NEW YORK (TheStreet) -- Shares of Southwestern Energy (SWN) - Get Report are down by 4.54% to $12.82 in mid-morning trading on Monday, as some energy and related stocks tumble due to the decline in the price of oil.

The commodity is being pressured by an increase in production in the Middle East, which is outweighing a decline in U.S. output and a weak dollar.

Crude oil (WTI) is lower by 1.57% to $45.20 per barrel and Brent crude is declining by 2.225 to $46.32 per barrel.

The Organization of Petroleum Exporting Countries upped its crude production to 32.64 million barrels per day in April, Reuters added.

April exports out of Iraq's southern fields grew last month, and so did seaborne exports out of Russia, the largest exporter outside of OPEC.

Southwestern Energy is a Houston-based independent energy company engaged in natural gas and oil exploration, development and production.

Separately, TheStreet Ratings has set a "sell" rating and a score of D on Southwestern Energy stock. This is driven by several weaknesses, which TheStreet Ratings believes should have a greater impact than any strengths, and could make it more difficult for investors to achieve positive results compared to most of the stocks it covers.
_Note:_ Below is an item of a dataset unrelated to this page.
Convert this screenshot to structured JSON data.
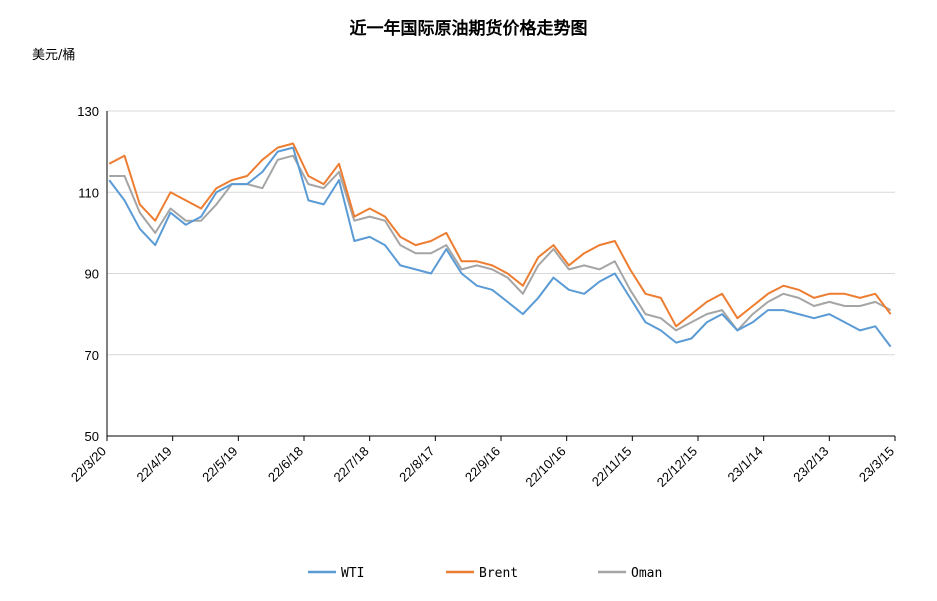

The company's weaknesses can be seen in multiple areas, such as its deteriorating net income, disappointing return on equity, poor profit margins, weak operating cash flow and generally high debt management risk.

TheStreet Ratings objectively rated this stock according to its "risk-adjusted" total return prospect over a 12-month investment horizon. Not based on the news in any given day, the rating may differ from Jim Cramer's view or that of this articles's author.